Two bodybuilders, pumped to open their own gym, say market is strong
A gym geared to heavy lifters is shaping up in Henrico County.
Iron Gym RVA is scheduled to open its doors at 3910 Adams Road, near the intersection of Mechanicsville Turnpike and N. Laburnum Avenue, in the spring.
The 7,500-square-foot gym will cater to athletes, bodybuilders and competitive powerlifters, a population that gym co-owner Brandon Garner said is underserved by existing fitness offerings in the Richmond area.
“You have this massive gap in Richmond where we don’t have any real locally-owned gyms where they’re catered to people who train really hard and compete in bodybuilding or powerlifting events,” he said.
The gym plans to launch with a $49 month-to-month membership, $39 year-long membership and $35 “Local Heroes” membership for active-duty military, veterans, health care workers, first responders and teachers. The gym also plans to offer a weekends-only membership for $20 and a $29 membership for people who want to train between 4 a.m. and 2 p.m., according to its website.
Garner, a competitive bodybuilder and former Marine from Halifax County, never really had plans to open a gym until he realized how much he missed the experience when his gym and other fitness centers temporarily closed in response to the coronavirus pandemic last year.
“I personally was pretty affected by not being able to train because of all the gyms closing. It put me in a negative headspace,” he said. “So much of my life and career has been centered on the gym that when it was taken away, it was pretty devastating.”
The Iron Gym RVA concept started to come together in April, and Garner’s hype on social media attracted partners to the enterprise. Leo Williams, owner of DMV Iron Gym in Arlington, offered advice and support as Garner worked on the idea. Bobby George, a photographer and bodybuilder who knew Garner through his work in the world of supplements, came on as a co-owner.
Garner also runs Phantom Nutrition, a supplement company he founded in 2017.
The pandemic has indirectly powered Garner’s budding gym. As other gyms throughout the country permanently closed, the stock of used fitness equipment increased.
“We’ve been driving up and down the coast, my roommate and I, and we’ve been collecting machines from New Jersey, New York, West Virginia. I can’t tell you how many times I’ve driven to New York, like five or six times,” he said. “They were letting go of machines, really good machines, at a cheaper price. So we were able to go and take advantage of that and collect things I never thought we would ever get.”

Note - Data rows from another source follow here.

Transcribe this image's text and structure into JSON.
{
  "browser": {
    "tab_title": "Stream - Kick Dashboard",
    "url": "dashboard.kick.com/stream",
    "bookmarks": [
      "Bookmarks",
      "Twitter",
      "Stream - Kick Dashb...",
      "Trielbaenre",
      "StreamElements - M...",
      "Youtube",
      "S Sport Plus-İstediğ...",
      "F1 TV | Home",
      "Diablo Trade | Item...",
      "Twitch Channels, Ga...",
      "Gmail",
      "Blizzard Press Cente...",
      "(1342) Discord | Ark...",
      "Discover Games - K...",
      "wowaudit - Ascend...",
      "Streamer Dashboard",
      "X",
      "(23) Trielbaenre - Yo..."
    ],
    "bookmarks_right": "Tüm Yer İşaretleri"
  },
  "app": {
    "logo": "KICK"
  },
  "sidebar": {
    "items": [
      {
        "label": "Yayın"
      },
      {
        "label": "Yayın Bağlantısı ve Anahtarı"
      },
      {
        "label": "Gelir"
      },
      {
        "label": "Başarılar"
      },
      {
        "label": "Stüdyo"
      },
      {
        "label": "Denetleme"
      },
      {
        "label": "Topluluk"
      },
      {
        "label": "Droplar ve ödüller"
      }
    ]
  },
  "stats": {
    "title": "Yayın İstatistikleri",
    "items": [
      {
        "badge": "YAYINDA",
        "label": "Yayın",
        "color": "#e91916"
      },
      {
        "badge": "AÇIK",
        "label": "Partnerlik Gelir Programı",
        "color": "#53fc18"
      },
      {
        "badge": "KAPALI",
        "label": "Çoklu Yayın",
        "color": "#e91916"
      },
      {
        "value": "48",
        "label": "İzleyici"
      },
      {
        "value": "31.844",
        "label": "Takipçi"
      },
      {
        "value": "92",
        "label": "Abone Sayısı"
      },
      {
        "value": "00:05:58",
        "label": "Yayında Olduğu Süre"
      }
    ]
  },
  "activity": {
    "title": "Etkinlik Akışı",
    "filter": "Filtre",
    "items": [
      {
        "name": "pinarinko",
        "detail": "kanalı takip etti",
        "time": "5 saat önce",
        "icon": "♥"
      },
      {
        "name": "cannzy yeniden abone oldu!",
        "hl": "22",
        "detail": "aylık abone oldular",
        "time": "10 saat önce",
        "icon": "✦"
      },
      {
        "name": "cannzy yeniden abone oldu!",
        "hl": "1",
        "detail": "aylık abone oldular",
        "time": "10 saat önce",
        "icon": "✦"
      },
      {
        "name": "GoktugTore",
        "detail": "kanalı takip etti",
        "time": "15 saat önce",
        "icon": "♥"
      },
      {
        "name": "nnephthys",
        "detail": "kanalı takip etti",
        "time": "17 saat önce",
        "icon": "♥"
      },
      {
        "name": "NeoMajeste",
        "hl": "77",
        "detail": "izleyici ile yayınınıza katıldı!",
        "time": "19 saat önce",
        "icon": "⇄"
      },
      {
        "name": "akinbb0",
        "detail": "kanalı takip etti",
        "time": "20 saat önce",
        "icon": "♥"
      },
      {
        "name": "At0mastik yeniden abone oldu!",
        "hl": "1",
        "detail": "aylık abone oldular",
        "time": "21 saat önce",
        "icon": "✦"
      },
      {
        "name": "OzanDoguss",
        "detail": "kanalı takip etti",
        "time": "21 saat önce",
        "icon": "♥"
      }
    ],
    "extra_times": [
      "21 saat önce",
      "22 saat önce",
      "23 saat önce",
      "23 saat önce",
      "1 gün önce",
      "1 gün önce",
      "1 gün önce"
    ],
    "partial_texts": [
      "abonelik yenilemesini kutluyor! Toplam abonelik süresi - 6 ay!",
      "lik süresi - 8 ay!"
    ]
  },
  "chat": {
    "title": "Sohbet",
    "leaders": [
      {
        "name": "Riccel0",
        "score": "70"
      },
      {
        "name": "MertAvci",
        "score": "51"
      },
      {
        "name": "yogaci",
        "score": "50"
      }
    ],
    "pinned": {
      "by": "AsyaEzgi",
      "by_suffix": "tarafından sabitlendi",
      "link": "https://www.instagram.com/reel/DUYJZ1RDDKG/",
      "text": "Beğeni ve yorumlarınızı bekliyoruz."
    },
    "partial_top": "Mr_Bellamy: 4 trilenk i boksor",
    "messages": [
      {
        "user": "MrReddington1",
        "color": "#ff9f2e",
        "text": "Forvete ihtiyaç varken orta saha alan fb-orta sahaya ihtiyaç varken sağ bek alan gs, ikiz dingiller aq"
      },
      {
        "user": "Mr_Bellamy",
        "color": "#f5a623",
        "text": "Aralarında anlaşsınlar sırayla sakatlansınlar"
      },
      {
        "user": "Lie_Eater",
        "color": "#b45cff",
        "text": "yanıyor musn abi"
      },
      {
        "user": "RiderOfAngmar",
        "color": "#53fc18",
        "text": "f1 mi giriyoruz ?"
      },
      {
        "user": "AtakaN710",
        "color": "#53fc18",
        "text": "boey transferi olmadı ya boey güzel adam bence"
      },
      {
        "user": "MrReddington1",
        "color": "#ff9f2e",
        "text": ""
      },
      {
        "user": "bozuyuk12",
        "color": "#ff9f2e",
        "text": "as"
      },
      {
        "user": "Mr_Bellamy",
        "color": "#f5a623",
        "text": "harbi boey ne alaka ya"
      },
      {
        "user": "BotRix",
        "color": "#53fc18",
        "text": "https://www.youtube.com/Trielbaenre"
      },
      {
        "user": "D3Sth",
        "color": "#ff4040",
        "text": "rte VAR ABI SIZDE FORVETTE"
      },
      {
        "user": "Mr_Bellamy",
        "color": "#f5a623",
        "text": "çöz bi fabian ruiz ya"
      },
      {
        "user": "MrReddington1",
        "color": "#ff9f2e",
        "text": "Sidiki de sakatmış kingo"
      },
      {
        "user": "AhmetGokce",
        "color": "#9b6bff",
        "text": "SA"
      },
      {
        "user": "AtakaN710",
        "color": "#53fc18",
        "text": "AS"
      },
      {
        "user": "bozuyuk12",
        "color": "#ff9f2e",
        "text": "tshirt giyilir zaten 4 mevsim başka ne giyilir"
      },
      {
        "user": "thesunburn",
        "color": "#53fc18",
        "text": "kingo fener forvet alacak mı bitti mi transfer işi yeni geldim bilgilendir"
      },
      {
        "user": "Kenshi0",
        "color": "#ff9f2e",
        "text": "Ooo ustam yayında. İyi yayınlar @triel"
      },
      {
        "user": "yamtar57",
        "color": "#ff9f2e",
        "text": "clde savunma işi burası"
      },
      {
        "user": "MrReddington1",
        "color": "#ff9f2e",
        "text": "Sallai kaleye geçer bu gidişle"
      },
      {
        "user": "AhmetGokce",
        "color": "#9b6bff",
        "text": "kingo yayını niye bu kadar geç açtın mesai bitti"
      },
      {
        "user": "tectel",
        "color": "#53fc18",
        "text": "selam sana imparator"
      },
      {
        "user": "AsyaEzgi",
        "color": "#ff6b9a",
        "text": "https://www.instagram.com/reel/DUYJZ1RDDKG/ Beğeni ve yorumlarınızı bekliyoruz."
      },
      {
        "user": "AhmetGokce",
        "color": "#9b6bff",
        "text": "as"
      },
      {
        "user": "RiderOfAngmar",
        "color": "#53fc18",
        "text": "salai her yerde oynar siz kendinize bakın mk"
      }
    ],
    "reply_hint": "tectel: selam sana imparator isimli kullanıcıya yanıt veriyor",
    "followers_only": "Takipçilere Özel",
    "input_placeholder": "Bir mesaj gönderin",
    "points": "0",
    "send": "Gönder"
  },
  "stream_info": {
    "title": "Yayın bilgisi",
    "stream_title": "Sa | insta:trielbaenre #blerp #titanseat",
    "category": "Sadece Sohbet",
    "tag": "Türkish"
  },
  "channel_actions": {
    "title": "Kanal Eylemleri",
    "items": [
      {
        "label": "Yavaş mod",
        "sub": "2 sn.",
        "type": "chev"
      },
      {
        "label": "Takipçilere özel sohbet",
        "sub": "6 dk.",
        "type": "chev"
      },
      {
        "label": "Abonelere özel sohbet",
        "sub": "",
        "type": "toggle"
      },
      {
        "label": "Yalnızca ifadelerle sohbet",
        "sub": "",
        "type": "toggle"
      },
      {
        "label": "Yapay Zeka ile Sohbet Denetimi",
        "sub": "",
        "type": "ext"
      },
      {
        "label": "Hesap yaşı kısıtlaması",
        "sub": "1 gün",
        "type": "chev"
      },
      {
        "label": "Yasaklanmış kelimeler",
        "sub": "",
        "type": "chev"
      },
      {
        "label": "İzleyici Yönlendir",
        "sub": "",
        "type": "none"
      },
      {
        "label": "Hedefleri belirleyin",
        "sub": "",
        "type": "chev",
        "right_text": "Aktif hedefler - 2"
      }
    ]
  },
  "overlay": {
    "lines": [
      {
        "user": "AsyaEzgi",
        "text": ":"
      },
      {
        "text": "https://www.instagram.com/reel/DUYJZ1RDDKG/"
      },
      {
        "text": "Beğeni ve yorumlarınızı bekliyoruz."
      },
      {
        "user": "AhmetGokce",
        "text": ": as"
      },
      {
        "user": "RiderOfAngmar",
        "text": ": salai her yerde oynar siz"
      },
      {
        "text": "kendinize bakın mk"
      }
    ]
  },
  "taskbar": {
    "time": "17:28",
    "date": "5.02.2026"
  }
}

Garner said his favorite piece is an uncommon TK Star Eight Stack Jungle he sourced from a long-running gym in New York.
“That piece had been in that gym in New York from 1996 until we just got it. I thought that was super cool. I messaged (the gym owner) directly and I said ‘Hey, man. I just wanted to reach out and tell you we got this thing and we’re going to take good care of it,’” Garner said. “It’s just very unique. It’s huge. You’re not going to find another TK Star Jungle.”
Garner plans to spend about $110,000 on the gym. The gym is a largely self-funded venture, and it recently wrapped up signups for a backers program that raised $5,620.
Iron Gym will eventually have increased visibility as it will be a stone’s throw away from a proposed mixed-use development with 580 homes at the former Henrico Plaza Shopping Center.